The dapper man in the three piece suit doffed his pancake hat and answered her smile with one of his own. “That right?”

She peered around him and gave a little squeal of delight. “Is ... is that it?”

He glanced behind him out the open back door. “Sure is.” He straightened up to his full height before he smiled down at her. “Drove it here straight off the factory lot.” He reached down and brought up the girl’s hand. Dangling a set of keys between two fingers, he dropped them in her palm and carefully closed her hand around them.
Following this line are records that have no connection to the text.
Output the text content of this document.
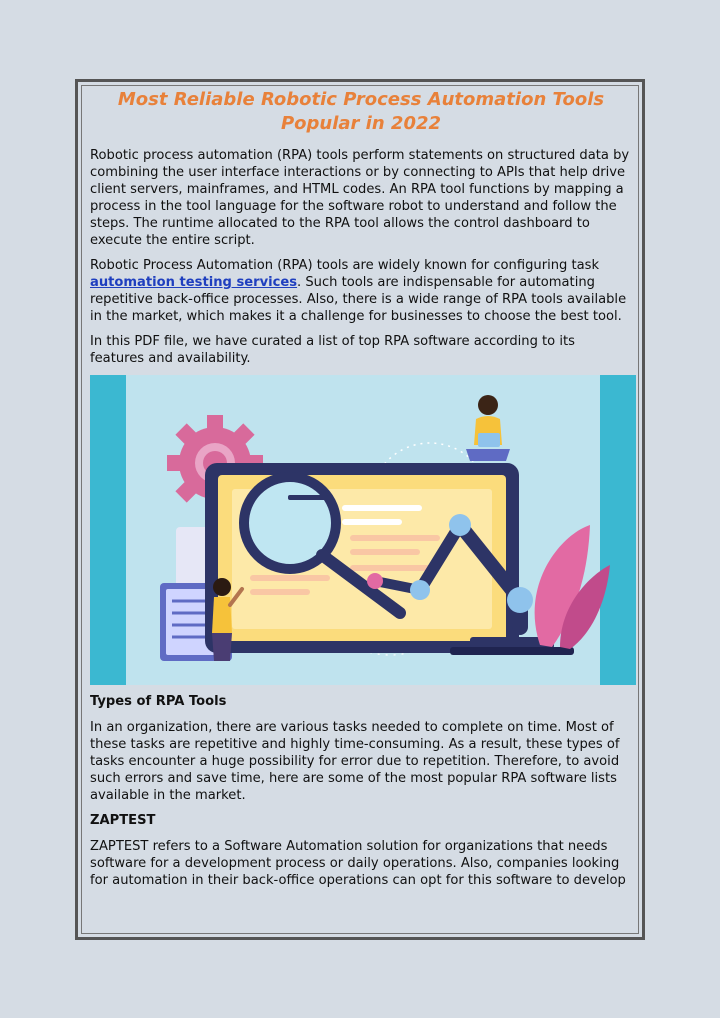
Most Reliable Robotic Process Automation Tools Popular in 2022

Robotic process automation (RPA) tools perform statements on structured data by combining the user interface interactions or by connecting to APIs that help drive client servers, mainframes, and HTML codes. An RPA tool functions by mapping a process in the tool language for the software robot to understand and follow the steps. The runtime allocated to the RPA tool allows the control dashboard to execute the entire script.

Robotic Process Automation (RPA) tools are widely known for configuring task automation testing services. Such tools are indispensable for automating repetitive back-office processes. Also, there is a wide range of RPA tools available in the market, which makes it a challenge for businesses to choose the best tool.

In this PDF file, we have curated a list of top RPA software according to its features and availability.

Types of RPA Tools

In an organization, there are various tasks needed to complete on time. Most of these tasks are repetitive and highly time-consuming. As a result, these types of tasks encounter a huge possibility for error due to repetition. Therefore, to avoid such errors and save time, here are some of the most popular RPA software lists available in the market.

ZAPTEST

ZAPTEST refers to a Software Automation solution for organizations that needs software for a development process or daily operations. Also, companies looking for automation in their back-office operations can opt for this software to develop
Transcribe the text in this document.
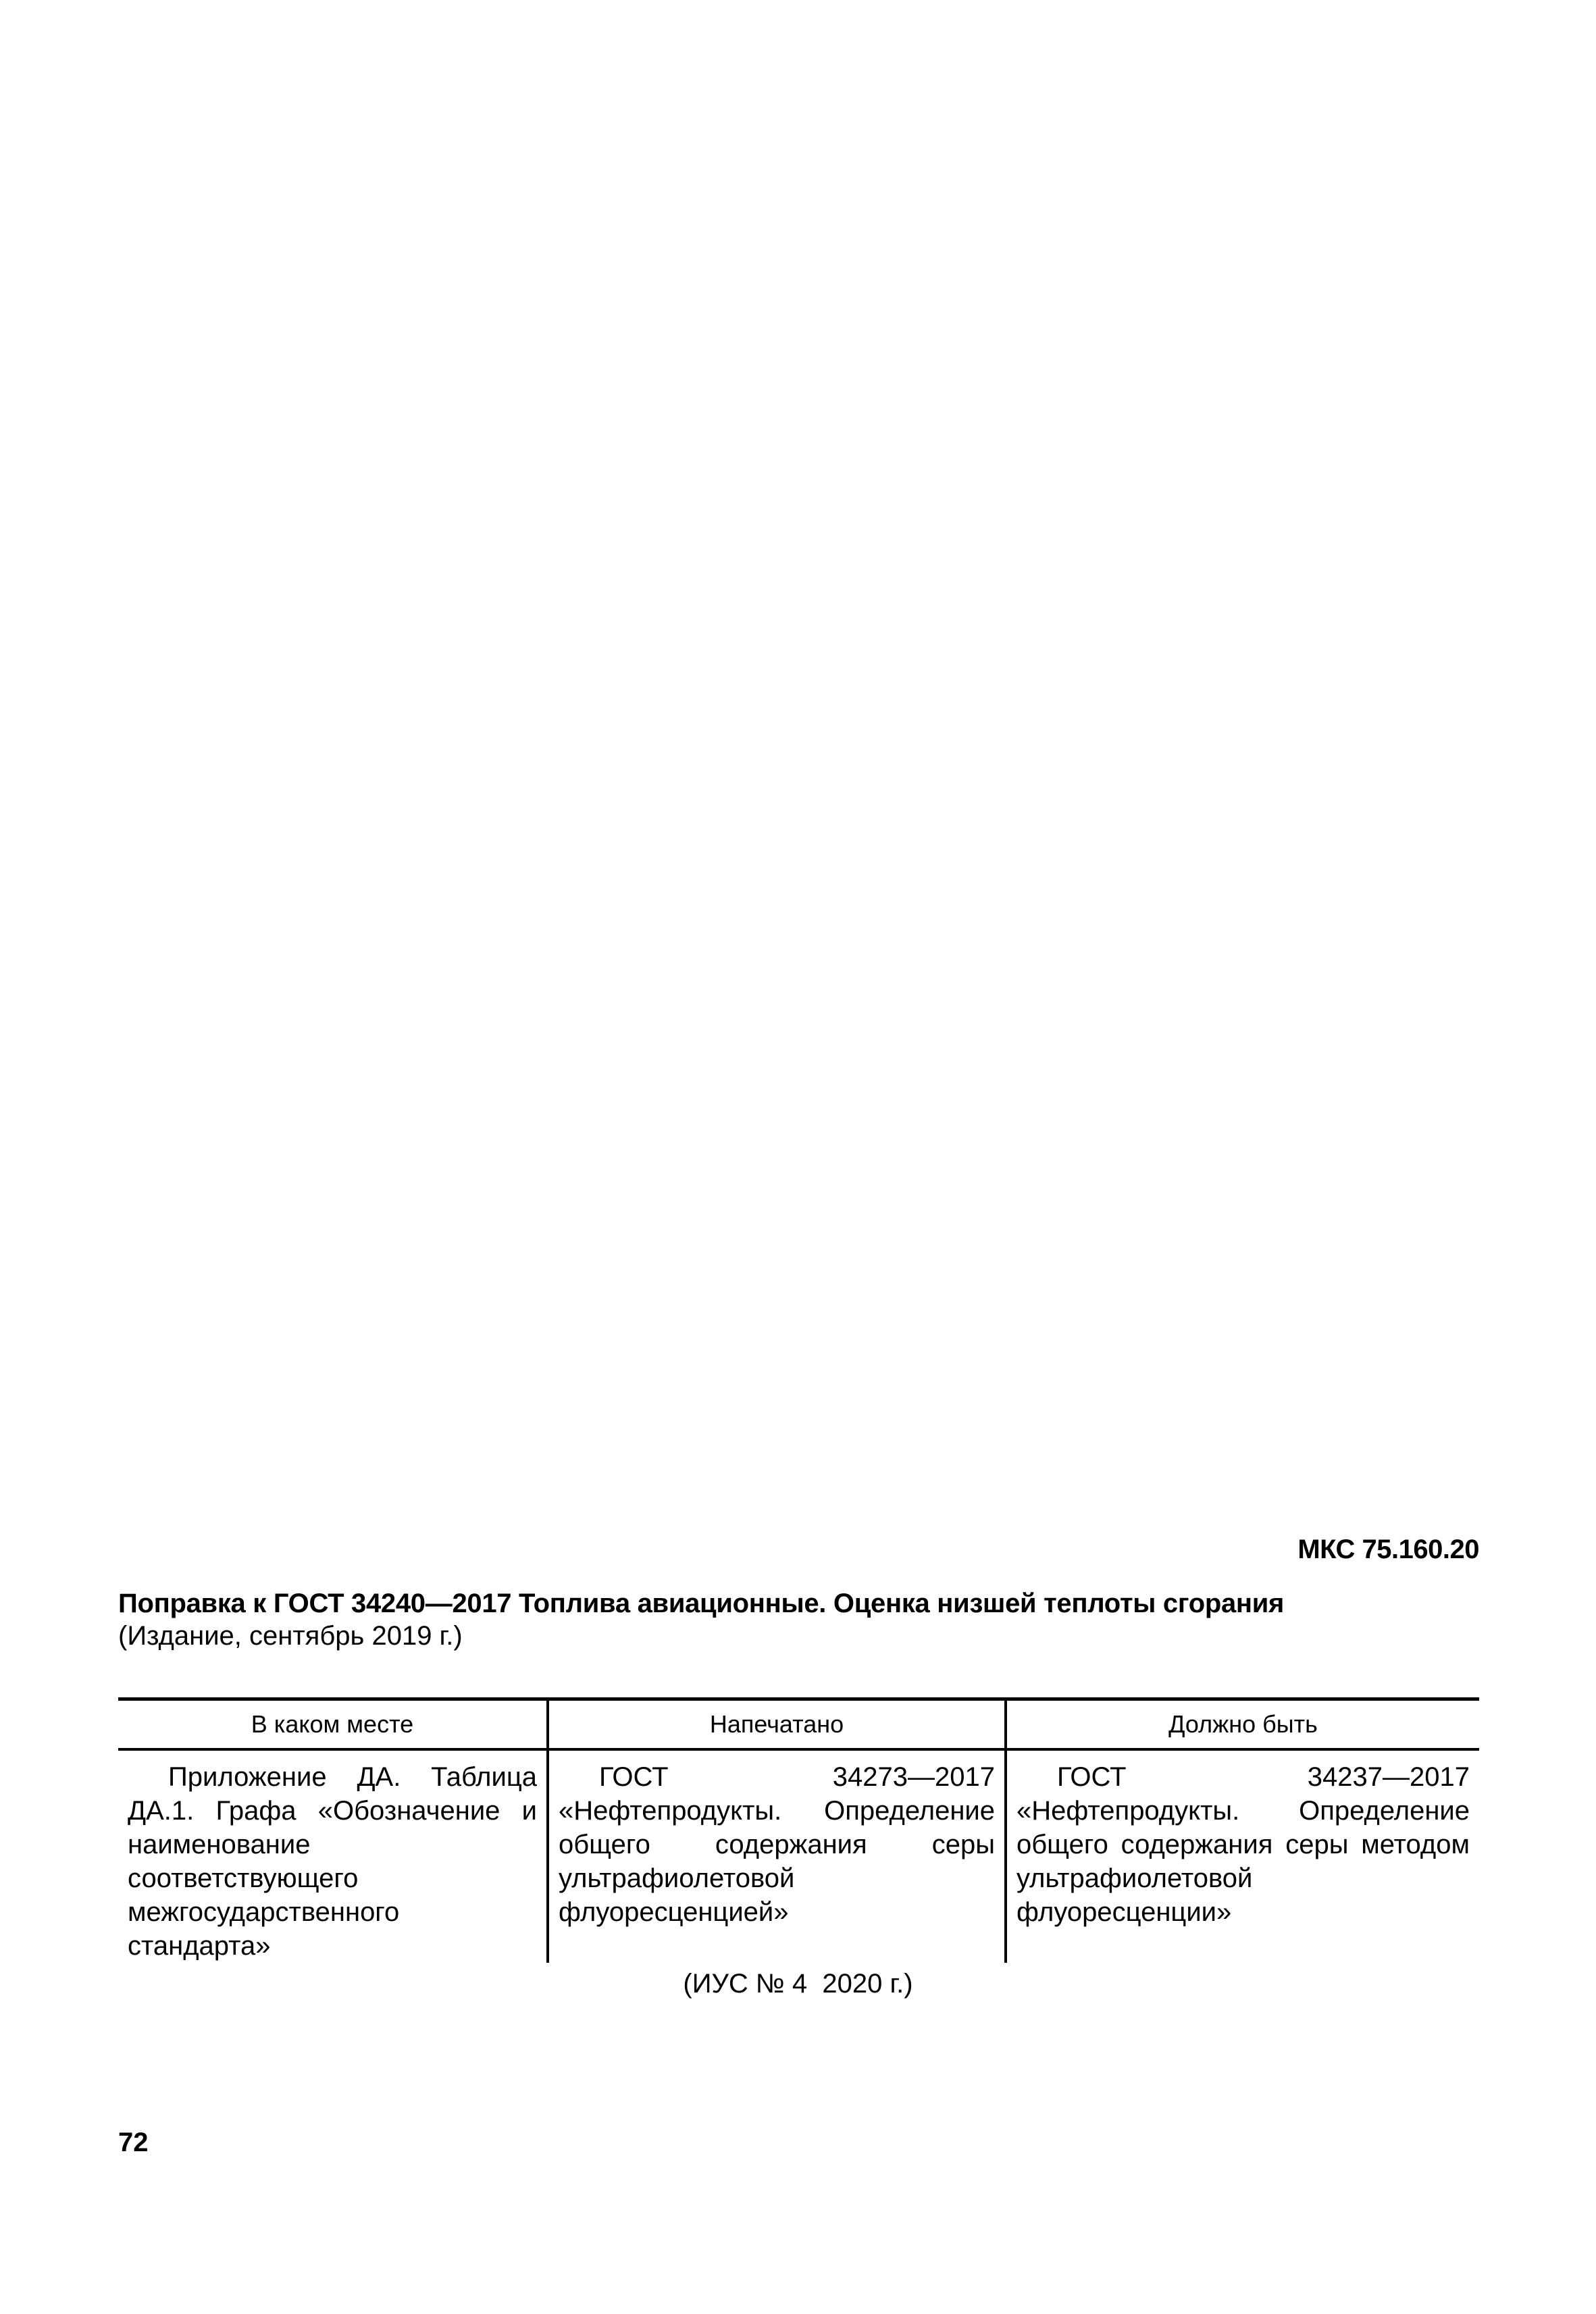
МКС 75.160.20
Поправка к ГОСТ 34240—2017 Топлива авиационные. Оценка низшей теплоты сгорания
(Издание, сентябрь 2019 г.)
В каком месте	Напечатано	Должно быть
Приложение ДА. Таблица ДА.1. Графа «Обозначение и наименование соответствующего межгосударственного стандарта»	ГОСТ 34273—2017 «Нефтепродукты. Определение общего содержания серы ультрафиолетовой флуоресценцией»	ГОСТ 34237—2017 «Нефтепродукты. Определение общего содержания серы методом ультрафиолетовой флуоресценции»
(ИУС № 4  2020 г.)
72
He tilted his head in the car’s direction. “Go on. Bring my bag in.”

She raced out the door taking huge lunging strides.

“Don’t scratch the paint!” he yelled after her. Chuckling, he made his way along the bar nodding to the patrons. He paused long enough to make a brief bow to the three women stationed at the end of the bar. “Ladies.”

He continued on his way out the side door in search of Miss Mattie.

“Did ... did you see it Doc?” The girl asked as she wrestled a large suitcase in the back door.

“That’s the cat’s meow all right,” answered Doc before he took a long pull from his glass.

The suitcase bounced off her knees as she ganged her way along the bar to where Doc sat. There was a tinkling sound like a beer glass shattering on the floor. The man in the checkered vest made a quick bob then held aloft his prize.

The suitcase thumped to the floor. The girl charged at him reaching for the keys held in the air. “Bees needs them!” She wailed in a panicked voice.

“Bees knees!” hollered the barkeep before slapping his thigh and doubling over with laughter.

“Bees knees. Girl, don’t nobody know what you’re on about,” said one of the well-painted women in a satin dress at the end of the bar. The other woman and cigarette girl joined in her laugher.

“Bert... needs... those... keys,” enunciated the girl in the paisley dress. She crossed her arms and stamped an oversized black and white oxford shoe while favouring the man in the checkered vest with a glare.

“What’s all this about bees knees?” asked a sultry-voiced Miss Mattie coming though the side door arm and arm with Bert.

Miss Mattie paused as they walked around the corner of the bar and drew in an audible breath. “My, my, my,” she gasped looking out the back door. Slipping her arm from Bert’s, she sashayed over to the checkered vest man and held out her hand. He dropped the keys into her hand with a shrug and apologetic grin.

“Bee’s knees indeed,” Mattie breathed as she gazed out the back door. Then she smiled back at the well-dressed Bert. “Bee’s knees indeed,” she purred.